Há algum tempo, ouvir o termo passe livre despertava, apesar do ceticismo inicial, certa inquietação, curiosidade e abertura para uma discussão com enorme potencial de abarcar questões fundamentais à vida nas cidades. Para as pessoas da nossa geração, que estiveram nas ruas em 2013 contra o aumento da tarifa de transporte, o passe livre surgia como ferramenta de democratização da sociedade. Na contramão dessa percepção otimista, após a aparente sedimentação das manifestações de 2013, tal debate passou a ser encarado com desconfiança, como questão encerrada e pauta esgotada. O que acontecia neste meio tempo para que algo potencialmente tão transformador fosse deixado de lado? Principalmente pelo campo progressista?
Não é sequer necessário recorrer aos liberais ou aos grupos conservadores que emergiram na esteira – ou no vácuo – dos protestos daquele ano para encontrarmos posições contrárias. Para estes o passe livre desde o início representava um modelo “estatista” e antiliberal de transportes. Antiliberal evidentemente que sim. A própria esquerda, que já se dividia sobre o tema antes de 2013, parece hoje relembrar o assunto como um episódio traumático, com enorme desconfiança, algo irreparável e um erro estratégico de grupos autonomistas que conduziram os protestos em torno do Movimento Passe Livre.
Esta posição encampada por parte da esquerda, que nunca eximiu uma suposta culpa de tais movimentos nos episódios que se sucederam nos anos seguintes – do golpe de 2016 ao recrudescimento do conservadorismo – acabou, praticamente, por findar as discussões sobre a tarifa zero como política pública de planejamento das cidades. Neste período, empreendeu-se um considerável esforço de interpretação daqueles eventos por parte de intelectuais e acadêmicos, muitas vezes em publicações escritas no calor do momento, buscando um significado para os acontecimentos que se desdobravam de forma acelerada. Estes eventos forneceram uma quantidade imensurável de material para pesquisas acadêmicas que investigam os impactos e os reflexos destes eventos históricos para a sociedade brasileira, consolidando o tema no campo das ciências humanas (1).
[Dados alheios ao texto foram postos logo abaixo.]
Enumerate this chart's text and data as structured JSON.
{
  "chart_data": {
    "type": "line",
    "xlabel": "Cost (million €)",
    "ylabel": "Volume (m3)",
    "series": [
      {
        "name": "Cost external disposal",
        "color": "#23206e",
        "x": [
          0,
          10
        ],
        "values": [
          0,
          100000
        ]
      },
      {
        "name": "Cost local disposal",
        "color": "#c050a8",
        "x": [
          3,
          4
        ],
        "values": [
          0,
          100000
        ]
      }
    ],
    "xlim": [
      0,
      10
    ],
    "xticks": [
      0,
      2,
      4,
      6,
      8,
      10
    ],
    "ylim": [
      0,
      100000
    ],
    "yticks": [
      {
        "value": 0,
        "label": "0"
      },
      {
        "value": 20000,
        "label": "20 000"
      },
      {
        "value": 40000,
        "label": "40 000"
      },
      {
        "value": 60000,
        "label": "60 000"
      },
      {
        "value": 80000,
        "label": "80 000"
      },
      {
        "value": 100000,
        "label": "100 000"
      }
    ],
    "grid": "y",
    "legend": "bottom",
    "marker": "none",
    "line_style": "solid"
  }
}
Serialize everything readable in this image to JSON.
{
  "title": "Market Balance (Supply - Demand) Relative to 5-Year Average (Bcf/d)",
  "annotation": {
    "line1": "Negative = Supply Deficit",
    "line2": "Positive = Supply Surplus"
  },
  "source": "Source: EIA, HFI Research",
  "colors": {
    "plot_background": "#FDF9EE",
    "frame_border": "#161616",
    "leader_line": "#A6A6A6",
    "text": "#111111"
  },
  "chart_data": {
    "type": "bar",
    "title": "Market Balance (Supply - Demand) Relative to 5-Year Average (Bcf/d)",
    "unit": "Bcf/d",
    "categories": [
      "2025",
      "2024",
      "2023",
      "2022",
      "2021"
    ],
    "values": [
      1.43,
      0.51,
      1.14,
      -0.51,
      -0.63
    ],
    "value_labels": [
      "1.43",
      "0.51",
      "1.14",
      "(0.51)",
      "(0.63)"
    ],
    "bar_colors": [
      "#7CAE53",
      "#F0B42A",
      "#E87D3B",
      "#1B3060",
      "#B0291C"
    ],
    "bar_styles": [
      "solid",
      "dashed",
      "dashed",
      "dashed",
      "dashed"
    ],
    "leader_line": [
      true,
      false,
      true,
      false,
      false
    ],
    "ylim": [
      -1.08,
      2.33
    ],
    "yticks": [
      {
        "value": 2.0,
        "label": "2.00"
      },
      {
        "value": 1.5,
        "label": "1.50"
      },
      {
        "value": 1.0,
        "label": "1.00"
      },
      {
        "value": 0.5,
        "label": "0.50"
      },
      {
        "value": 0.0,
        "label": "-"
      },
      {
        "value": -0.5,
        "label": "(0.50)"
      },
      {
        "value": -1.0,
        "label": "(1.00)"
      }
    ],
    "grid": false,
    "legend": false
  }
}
A questão do passe livre como política pública de planejamento para as cidades pareceu, no entanto, uma discussão deixada à margem do debate público, tanto na sociedade de um modo geral, como na academia. Sem dúvida, a pouca distância temporal dos eventos colabora para este quadro. Mesmo assim, tendo como recorte a Universidade de São Paulo, não são muitas as pesquisas e investigações dedicadas ao passe livre como política urbana no campo da Arquitetura e do Urbanismo (2).
Os motivos para este reduzido espaço ocupado por tais pesquisas é, sem dúvida, diverso, não cabendo aqui a busca por uma resposta definitiva. Todavia, é relevante notar a recepção conturbada com as quais proposições autonomistas historicamente se defrontaram nos mais diversos ambientes, o que certamente refletiu a recepção do passe livre pela esquerda mais institucionalizada e, de certo modo, também pela academia. Como ilustração, vale lembrar o enorme embate que se fez em torno das visões radicais de Sérgio Ferro sobre as relações de produção envoltas no ofício do arquiteto, com um alto teor autonomista, na FAU USP, no final dos anos 1960, e o tardio e lento reconhecimento de sua obra no ambiente acadêmico (3).
O objetivo aqui não é acusar uma possível incompatibilidade teórica entre academia e passe livre como política urbana, mas, sim, indicar a marginalidade destinada ao tema nos últimos anos e reafirmar sua importância e seu potencial, inclusive acadêmico.
A boa notícia é, sem dúvida, o livro do jornalista Daniel Santini, publicado em 2019 pela editora Autonomia Literária. Em Passe Livre: as possibilidades da tarifa zero contra a distopia da uberização, Santini mobiliza uma ampla bibliografia, entrevistas, visitas de campo, dados e documentos pesquisados ao longo de dez anos, articulados de modo construtivo e esclarecedor (4). O resultado é um texto que desmistifica os argumentos óbvios e automáticos contrários ao tema, habitualmente proferidos até mesmo por progressistas, que nos impedem de avançar em direção a uma nova forma de pensar a mobilidade nas cidades. O autor torna claro que mobilidade não é uma questão simplesmente técnica, mas sim política, que envolve escolhas e definição de prioridades.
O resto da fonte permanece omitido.